Elena Borghi
- Borghi in 2024

Personal information
- Nationality: Italian
- Born: 1 June 2002 (age 24)

Sport
- Sport: Canoe slalom
- Event: C1

Medal record
Women's Canoe slalom
Representing Italy
| Event | 1st | 2nd | 3rd |
| European Championships | 1 | 0 | 1 |
| U23 World Championships | 2 | 1 | 1 |
| U23 European Championships | 1 | 1 | 1 |
| Junior World Championships | 1 | 0 | 1 |
| Junior European Championships | 1 | 1 | 0 |
| Total | 6 | 3 | 4 |
European Championships
| Gold medal – first place | 2026 Ivrea | C1 team |
| Bronze medal – third place | 2025 Vaires-sur-Marne | C1 team |
U23 World Championships
| Gold medal – first place | 2022 Ivrea | C1 |
| Gold medal – first place | 2024 Liptovský Mikuláš | C1 team |
| Silver medal – second place | 2022 Ivrea | C1 team |
| Bronze medal – third place | 2023 Kraków | C1 team |
U23 European Championships
| Gold medal – first place | 2024 Kraków | C1 team |
| Silver medal – second place | 2025 Solkan | C1 |
| Bronze medal – third place | 2023 Bratislava | C1 team |
Junior World Championships
| Gold medal – first place | 2019 Kraków | C1 team |
| Bronze medal – third place | 2018 Ivrea | K1 team |
Junior European Championships
| Gold medal – first place | 2019 Liptovský Mikuláš | C1 team |
| Silver medal – second place | 2019 Liptovský Mikuláš | C1 |

= Elena Borghi =

Italian canoeist (born 2002)

Elena Borghi (born 1 June 2002) is an Italian slalom canoeist who has competed at the international level since 2017.

==Career==
In July 2022, Borghi competed at the 2022 U23 World Canoe Slalom Championships and won a gold medal in the C1 event with a time of 95.24 seconds, and a silver medal in the C1 team event.

In July 2024, she competed at the 2024 U23 World Canoe Slalom Championships and won a gold medal in the C1 team event, along with Marta Bertoncelli and Elena Micozzi.
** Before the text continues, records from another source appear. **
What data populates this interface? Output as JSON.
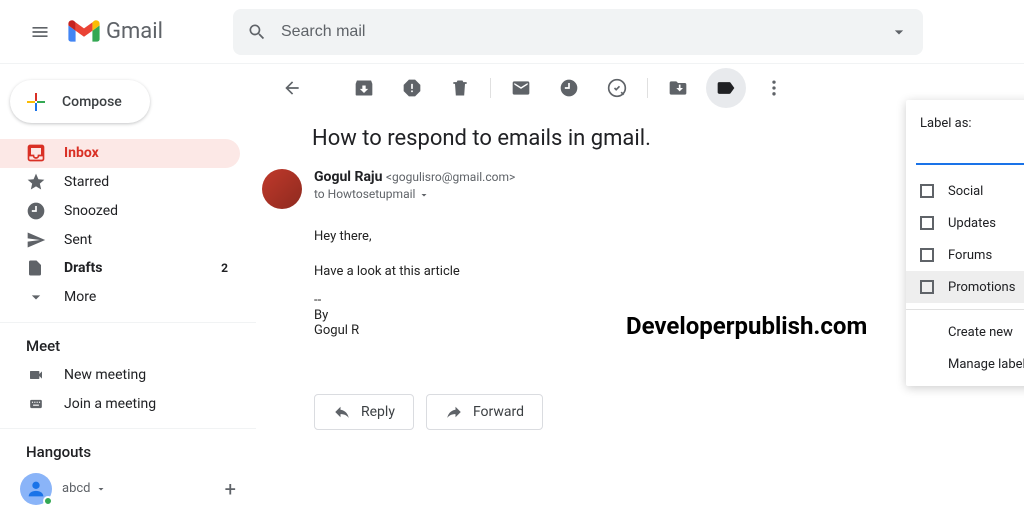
{
  "header": {
    "product": "Gmail",
    "search_placeholder": "Search mail"
  },
  "compose_label": "Compose",
  "sidebar": {
    "items": [
      {
        "label": "Inbox",
        "icon": "inbox"
      },
      {
        "label": "Starred",
        "icon": "star"
      },
      {
        "label": "Snoozed",
        "icon": "clock"
      },
      {
        "label": "Sent",
        "icon": "send"
      },
      {
        "label": "Drafts",
        "icon": "file",
        "count": "2"
      },
      {
        "label": "More",
        "icon": "expand"
      }
    ]
  },
  "meet": {
    "title": "Meet",
    "new_meeting": "New meeting",
    "join_meeting": "Join a meeting"
  },
  "hangouts": {
    "title": "Hangouts",
    "user": "abcd"
  },
  "email": {
    "subject": "How to respond to emails in gmail.",
    "sender_name": "Gogul Raju",
    "sender_email": "<gogulisro@gmail.com>",
    "to_line": "to Howtosetupmail",
    "body_line1": "Hey there,",
    "body_line2": "Have a look at this article",
    "sig_sep": "--",
    "sig_by": "By",
    "sig_name": "Gogul R",
    "reply": "Reply",
    "forward": "Forward"
  },
  "watermark": "Developerpublish.com",
  "label_menu": {
    "title": "Label as:",
    "options": [
      "Social",
      "Updates",
      "Forums",
      "Promotions"
    ],
    "create": "Create new",
    "manage": "Manage labels"
  }
}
In May 2025, she competed at the 2025 European Canoe Slalom Championships and won a bronze medal in the C1 team event, along with Bertoncelli and Micozzi. In September 2026, she competed at the 2026 Paddle Europe Slalom Championships and won a gold medal in the C1 team event, along with Bertoncelli and Micozzi.